Die britische Zeitung "Guardian" berichtet am Donnerstag , dass sie in den Besitz eines streng geheimen Urteils eines US-Gerichts gelangt ist. In dem Urteil wird der Telefonanbieter Verizon dazu verurteilt, kontinuierlich Millionen von täglich anfallenden Telefondaten seiner Nutzer an den US-Geheimdienst National Security Agencs (NSA) weiterzuleiten. Die Zeitung hat das brisante Dokument ebenfalls hier im Web veröffentlicht .
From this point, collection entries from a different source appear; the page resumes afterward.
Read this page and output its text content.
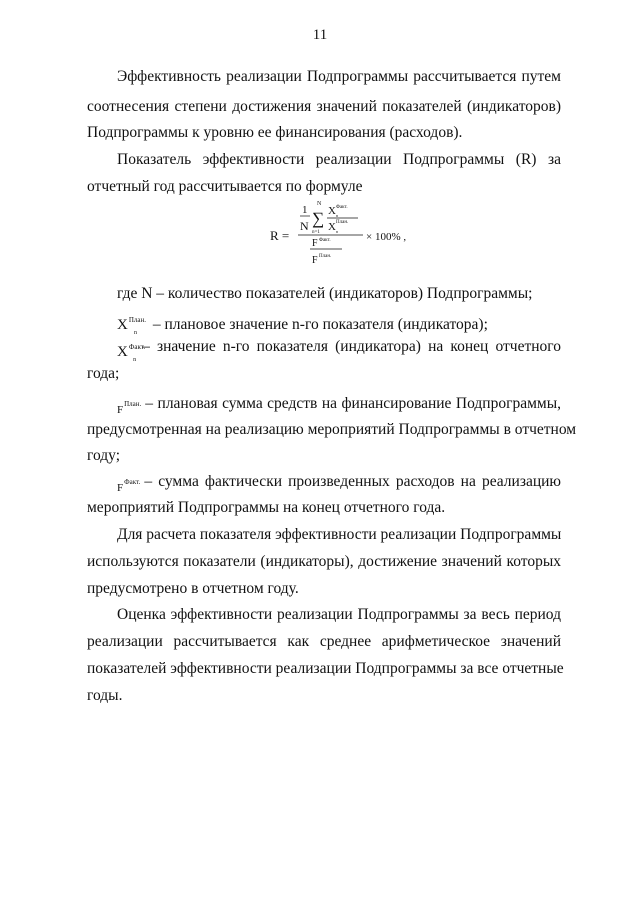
11
Эффективность реализации Подпрограммы рассчитывается путем
соотнесения степени достижения значений показателей (индикаторов)
Подпрограммы к уровню ее финансирования (расходов).
Показатель эффективности реализации Подпрограммы (R) за
отчетный год рассчитывается по формуле
R =
1
N
N
∑
n=1
X Факт.
n
X План.
n
F Факт.
F План.
× 100% ,
где N – количество показателей (индикаторов) Подпрограммы;
$X^{План.}_n$ – плановое значение n-го показателя (индикатора);
$X^{Факт.}_n$
– значение n-го показателя (индикатора) на конец отчетного
года;
$F^{План.}$ – плановая сумма средств на финансирование Подпрограммы,
предусмотренная на реализацию мероприятий Подпрограммы в отчетном
году;
$F^{Факт.}$ – сумма фактически произведенных расходов на реализацию
мероприятий Подпрограммы на конец отчетного года.
Для расчета показателя эффективности реализации Подпрограммы
используются показатели (индикаторы), достижение значений которых
предусмотрено в отчетном году.
Оценка эффективности реализации Подпрограммы за весь период
реализации рассчитывается как среднее арифметическое значений
показателей эффективности реализации Подпрограммы за все отчетные
годы.
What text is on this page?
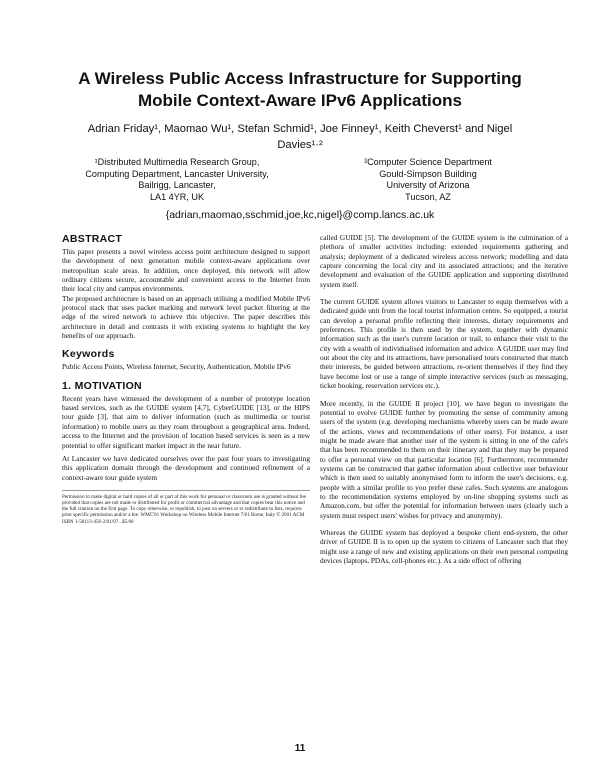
A Wireless Public Access Infrastructure for Supporting
Mobile Context-Aware IPv6 Applications
Adrian Friday¹, Maomao Wu¹, Stefan Schmid¹, Joe Finney¹, Keith Cheverst¹ and Nigel
Davies¹·²
¹Distributed Multimedia Research Group,
Computing Department, Lancaster University,
Bailrigg, Lancaster,
LA1 4YR, UK
²Computer Science Department
Gould-Simpson Building
University of Arizona
Tucson, AZ
{adrian,maomao,sschmid,joe,kc,nigel}@comp.lancs.ac.uk
ABSTRACT

This paper presents a novel wireless access point architecture designed to support the development of next generation mobile context-aware applications over metropolitan scale areas. In addition, once deployed, this network will allow ordinary citizens secure, accountable and convenient access to the Internet from their local city and campus environments.

The proposed architecture is based on an approach utilising a modified Mobile IPv6 protocol stack that uses packet marking and network level packet filtering at the edge of the wired network to achieve this objective. The paper describes this architecture in detail and contrasts it with existing systems to highlight the key benefits of our approach.

Keywords

Public Access Points, Wireless Internet, Security, Authentication, Mobile IPv6

1. MOTIVATION

Recent years have witnessed the development of a number of prototype location based services, such as the GUIDE system [4,7], CyberGUIDE [13], or the HIPS tour guide [3], that aim to deliver information (such as multimedia or tourist information) to mobile users as they roam throughout a geographical area. Indeed, access to the Internet and the provision of location based services is seen as a new potential to offer significant market impact in the near future.

At Lancaster we have dedicated ourselves over the past four years to investigating this application domain through the development and continued refinement of a context-aware tour guide system

Permission to make digital or hard copies of all or part of this work for personal or classroom use is granted without fee provided that copies are not made or distributed for profit or commercial advantage and that copies bear this notice and the full citation on the first page. To copy otherwise, or republish, to post on servers or to redistribute to lists, requires prior specific permission and/or a fee. WMC'01 Workshop on Wireless Mobile Internet 7/01 Rome, Italy © 2001 ACM ISBN 1-58113-456-2/01/07...$5.00

called GUIDE [5]. The development of the GUIDE system is the culmination of a plethora of smaller activities including: extended requirements gathering and analysis; deployment of a dedicated wireless access network; modelling and data capture concerning the local city and its associated attractions; and the iterative development and evaluation of the GUIDE application and supporting distributed system itself.

The current GUIDE system allows visitors to Lancaster to equip themselves with a dedicated guide unit from the local tourist information centre. So equipped, a tourist can develop a personal profile reflecting their interests, dietary requirements and preferences. This profile is then used by the system, together with dynamic information such as the user's current location or trail, to enhance their visit to the city with a wealth of individualised information and advice. A GUIDE user may find out about the city and its attractions, have personalised tours constructed that match their interests, be guided between attractions, re-orient themselves if they find they have become lost or use a range of simple interactive services (such as messaging, ticket booking, reservation services etc.).

More recently, in the GUIDE II project [10], we have begun to investigate the potential to evolve GUIDE further by promoting the sense of community among users of the system (e.g. developing mechanisms whereby users can be made aware of the actions, views and recommendations of other users). For instance, a user might be made aware that another user of the system is sitting in one of the cafe's that has been recommended to them on their itinerary and that they may be prepared to offer a personal view on that particular location [6]. Furthermore, recommender systems can be constructed that gather information about collective user behaviour which is then used to suitably anonymised form to inform the user's decisions, e.g. people with a similar profile to you prefer these cafes. Such systems are analogous to the recommendation systems employed by on-line shopping systems such as Amazon.com, but offer the potential for information between users (clearly such a system must respect users' wishes for privacy and anonymity).

Whereas the GUIDE system has deployed a bespoke client end-system, the other driver of GUIDE II is to open up the system to citizens of Lancaster such that they might use a range of new and existing applications on their own personal computing devices (laptops, PDAs, cell-phones etc.). As a side effect of offering

11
Laut dem Urteil des geheimen Foreigen Intelligence Surveillance Court (FISC) sind alle anfallenden Telefondaten auszuhändigen, unabhängig davon, ob die Telefongespräche innerhalb der USA oder nach außen geführt werden. Brisant ist der Veröffentlichung des Urteils auch deshalb, weil damit belegt wird, dass auch unter der Obama-Regierung die Telefondaten von Millionen von US-Bürgern gesammelt werden, unabhängig davon, ob sie im Verdacht einer Straftat stehen oder nicht. Zu den Daten, die an den Geheimdienst übergeben werden sollen, gehören die Telefonnummern der Gesprächspartner, deren Standorte und die Gesprächsdauer.

Auf Nachfrage wollten sich weder die NSA noch das Weiße Haus oder das US-Justizministerium gegenüber der britischen Zeitung zu dem Thema äußern. Auch Verizon habe jeden Kommentar abgelehnt.